Sorry, we couldn't find any article matching ''
Bagaimana Bicara Tentang Seks Pada Anak?
Minggu ketiga April ini saya masuki dengan muram. Penyebabnya tak bukan adalah kasus kejahatan seksual pada seorang anak yang sedang ramai diberitakan. Sebagai seorang ibu, bagaimana mungkin saya dapat tenang-tenang saja?
Meski kerap mendengar kasus kejahatan seksual melalui televisi dan media lainnya, jujur saja, hal ini terkesan berjarak dari kehidupan saya. Ya, fakta adanya kejahatan seksual terjadi pada anak-anak memang membuka mata saya untuk lebih waspada dan siap membekali anak dengan pendidikan seksual. Namun, mungkin dengan naifnya, saya berharap hal ini tidak akan perlu saya hadapi.

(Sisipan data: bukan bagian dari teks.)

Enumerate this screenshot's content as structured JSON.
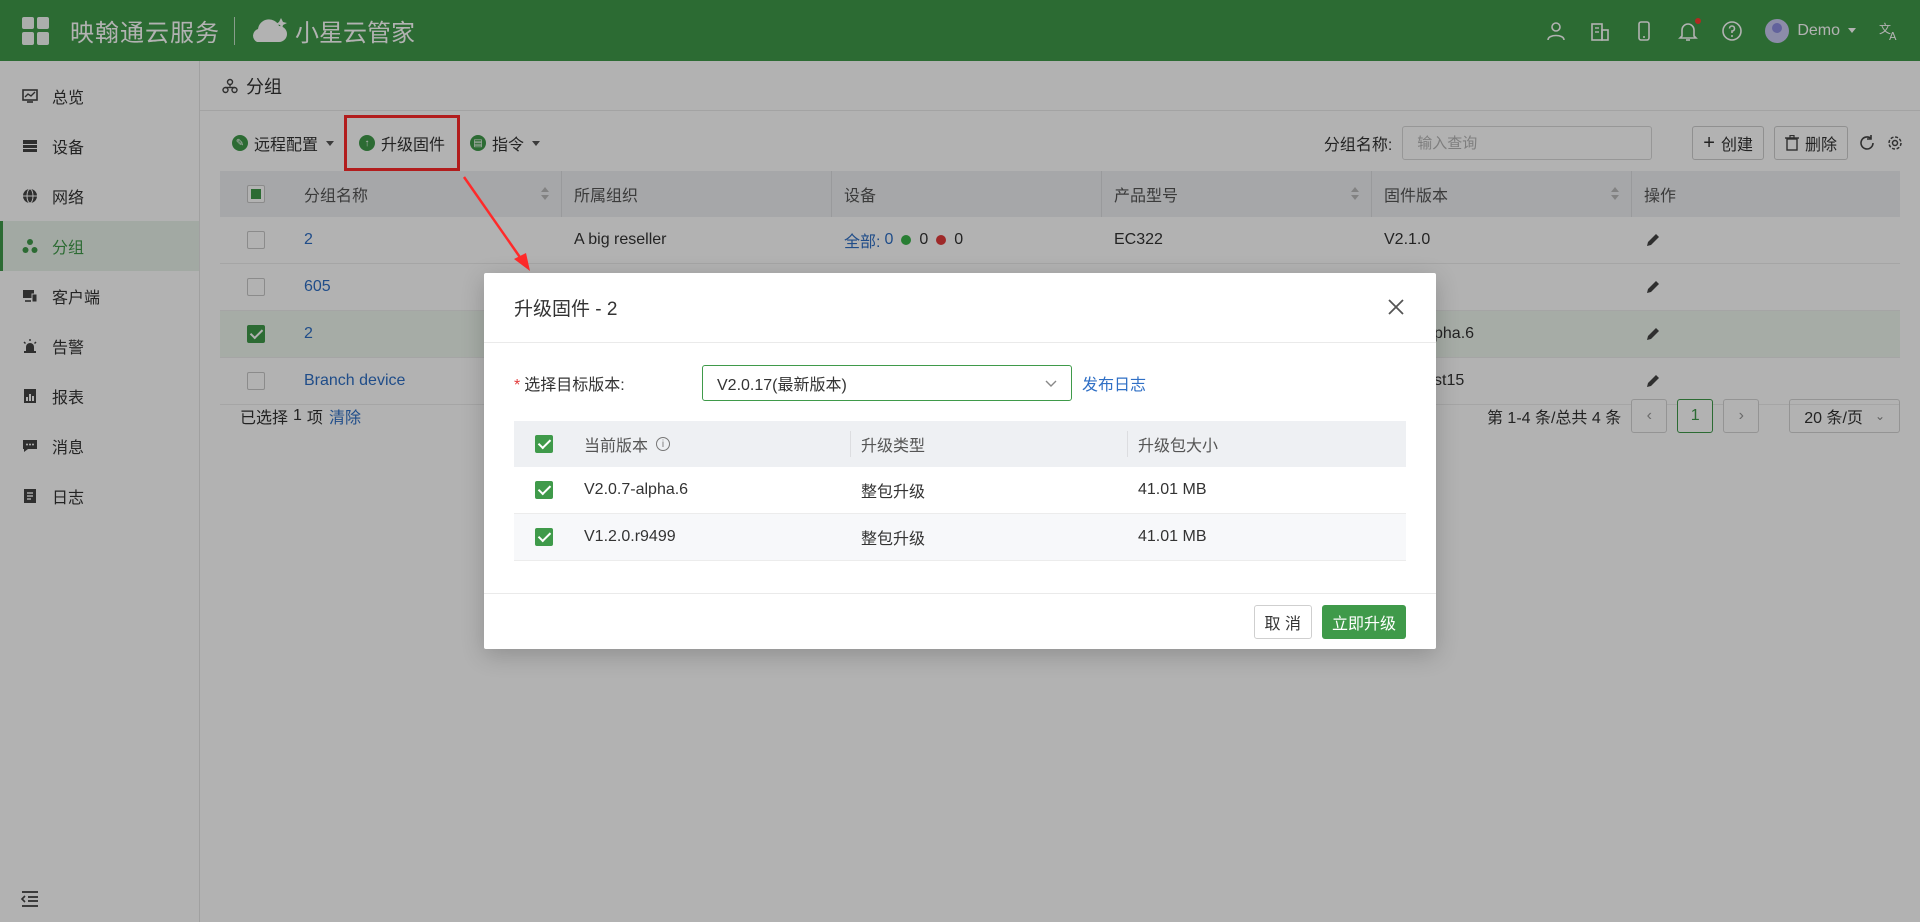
{
  "header": {
    "brand_primary": "映翰通云服务",
    "brand_secondary": "小星云管家",
    "user_name": "Demo",
    "accent_color": "#3f9a4a"
  },
  "sidebar": {
    "items": [
      {
        "label": "总览",
        "icon": "dashboard-icon"
      },
      {
        "label": "设备",
        "icon": "device-icon"
      },
      {
        "label": "网络",
        "icon": "globe-icon"
      },
      {
        "label": "分组",
        "icon": "group-icon",
        "active": true
      },
      {
        "label": "客户端",
        "icon": "client-icon"
      },
      {
        "label": "告警",
        "icon": "alarm-icon"
      },
      {
        "label": "报表",
        "icon": "report-icon"
      },
      {
        "label": "消息",
        "icon": "message-icon"
      },
      {
        "label": "日志",
        "icon": "log-icon"
      }
    ]
  },
  "page": {
    "title": "分组"
  },
  "toolbar": {
    "remote_config": "远程配置",
    "upgrade_firmware": "升级固件",
    "command": "指令",
    "search_label": "分组名称:",
    "search_placeholder": "输入查询",
    "create": "创建",
    "delete": "删除"
  },
  "table": {
    "columns": [
      "分组名称",
      "所属组织",
      "设备",
      "产品型号",
      "固件版本",
      "操作"
    ],
    "rows": [
      {
        "name": "2",
        "org": "A big reseller",
        "device_all_label": "全部:",
        "device_all": "0",
        "device_online": "0",
        "device_offline": "0",
        "model": "EC322",
        "firmware": "V2.1.0",
        "selected": false
      },
      {
        "name": "605",
        "org": "",
        "device_all_label": "",
        "device_all": "",
        "device_online": "",
        "device_offline": "",
        "model": "",
        "firmware": "",
        "selected": false
      },
      {
        "name": "2",
        "org": "",
        "device_all_label": "",
        "device_all": "",
        "device_online": "",
        "device_offline": "",
        "model": "",
        "firmware": "pha.6",
        "selected": true
      },
      {
        "name": "Branch device",
        "org": "",
        "device_all_label": "",
        "device_all": "",
        "device_online": "",
        "device_offline": "",
        "model": "",
        "firmware": "st15",
        "selected": false
      }
    ]
  },
  "footer": {
    "selected_prefix": "已选择",
    "selected_count": "1",
    "selected_suffix": "项",
    "clear": "清除",
    "page_summary": "第 1-4 条/总共 4 条",
    "current_page": "1",
    "page_size": "20 条/页"
  },
  "modal": {
    "title": "升级固件 - 2",
    "target_version_label": "选择目标版本:",
    "target_version_value": "V2.0.17(最新版本)",
    "release_log": "发布日志",
    "columns": [
      "当前版本",
      "升级类型",
      "升级包大小"
    ],
    "rows": [
      {
        "version": "V2.0.7-alpha.6",
        "type": "整包升级",
        "size": "41.01 MB"
      },
      {
        "version": "V1.2.0.r9499",
        "type": "整包升级",
        "size": "41.01 MB"
      }
    ],
    "cancel": "取 消",
    "confirm": "立即升级"
  }
}
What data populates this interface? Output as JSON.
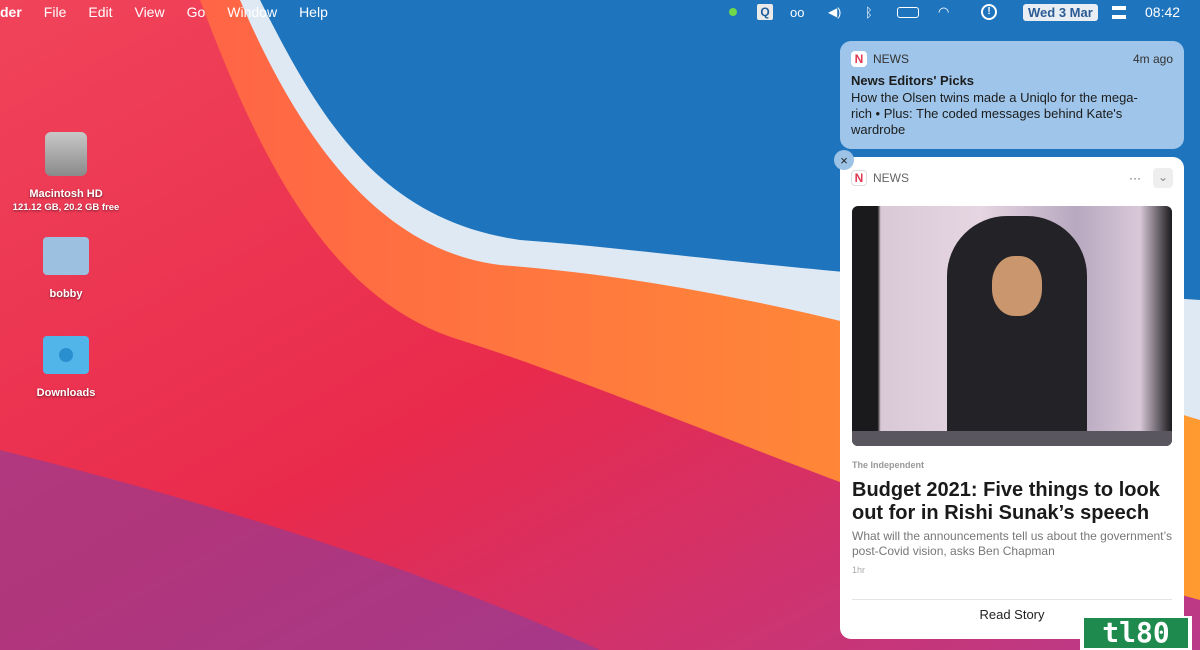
{
  "menubar": {
    "app": "der",
    "items": [
      "File",
      "Edit",
      "View",
      "Go",
      "Window",
      "Help"
    ],
    "date": "Wed 3 Mar",
    "time": "08:42",
    "status_icons": [
      "green-dot-icon",
      "quicktime-icon",
      "glasses-icon",
      "volume-icon",
      "bluetooth-icon",
      "battery-charging-icon",
      "wifi-icon",
      "info-icon"
    ]
  },
  "desktop": {
    "icons": [
      {
        "name": "Macintosh HD",
        "sub": "121.12 GB, 20.2 GB free"
      },
      {
        "name": "bobby"
      },
      {
        "name": "Downloads"
      }
    ]
  },
  "notification1": {
    "app": "NEWS",
    "time": "4m ago",
    "title": "News Editors' Picks",
    "body": "How the Olsen twins made a Uniqlo for the mega-rich • Plus: The coded messages behind Kate's wardrobe"
  },
  "notification2": {
    "app": "NEWS",
    "source": "The Independent",
    "headline": "Budget 2021: Five things to look out for in Rishi Sunak’s speech",
    "summary": "What will the announcements tell us about the government’s post-Covid vision, asks Ben Chapman",
    "age": "1hr",
    "action": "Read Story",
    "more": "···",
    "close": "×"
  },
  "watermark": "tl80"
}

Saya berpikir seperti itu hingga berita tentang kekerasan seksual pada anak TK menyentak kesadaran saya. It's happening around us. At places we might pass by on daily basis. To kids whose age are similar to ours. Jadi, apalagi yang ditunggu untuk mulai serius menyikapi hal ini?
Belum lama ini, saya membaca buku yang judulnya sangat menarik perhatian, karena mengingatkan saya akan PR besar yang menghadang di depan perjalanan saya sebagai orangtua. "What Your Child Needs to Know about Sex (and When)" yang ditulis oleh Dr. Fred Kaeser. Begitu saya mengetahui siapa Kaeser dan apa latar belakang yang dimilikinya, saya berpikir buku ini ditulis oleh orang yang benar-benar paham mengenai topik pendidikan seks.
Dr. Kaeser mendapatkan gelar doktoratnya dalam bidang human sexuality studies dari New York University. Dia pernah menjabat sebagai director of health services untuk 260 sekolah dan director of health education untuk 1300 sekolah di Amerika Serikat. Sepertinya tidak ada yang pertanyaan seputar pendidikan seks dari orangtua, maupun anak-anak, yang belum pernah dia dengar.
Dia menulis buku ini, selain untuk merangkum frequently asked question seputar pendidikan seks, juga untuk membantu orangtua menghadapi dampak dari fenomena "hypersexualized world" pada anak-anak.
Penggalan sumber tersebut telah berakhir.